ChildAgentEval measures AI agents against child cognitive milestones
Researchers introduce ChildAgentEval, the first psychometric benchmark that measures how AI agents stack up against age-specific human cognitive milestones from the Wechsler Intelligence Scale for Children.

ChildAgentEval is a psychometrically grounded interactive benchmark that tests multimodal large language model–based agents against the Wechsler Intelligence Scale for Children (WISC). The benchmark exposes where current AI agents fail at foundational tasks that children routinely solve, offering the first systematic comparison of agent reasoning performance to age-specific human developmental stages.
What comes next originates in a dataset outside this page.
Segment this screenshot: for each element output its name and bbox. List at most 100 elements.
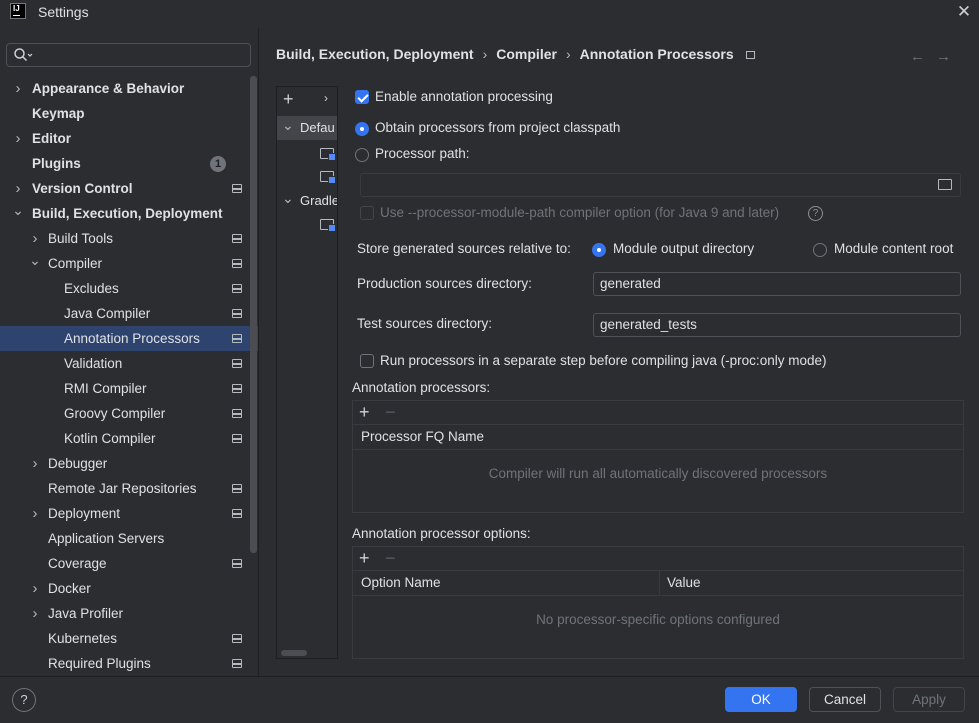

Despite advances in multimodal reasoning and tool integration, state-of-the-art AI agents still struggle with simple tasks that a child can handle with ease. ChildAgentEval frames the problem as cognitive age alignment — whether an agent's reasoning matches the expected performance of a human at a given developmental stage. By anchoring evaluation to WISC, the benchmark provides a concrete developmental yardstick rather than abstract capability claims.
The work, authored by Yifan Shen, Jiawen Zhang, Jian Xu, Junho Kim, Ismini Lourentzou, and Xu Cao, arrived on HuggingFace Papers on May 19, 2026. Results reveal that current MLLM-based agents cannot consistently simulate age-specific cognitive behavior — the first benchmark to apply psychometric grounding to interactive agent evaluation.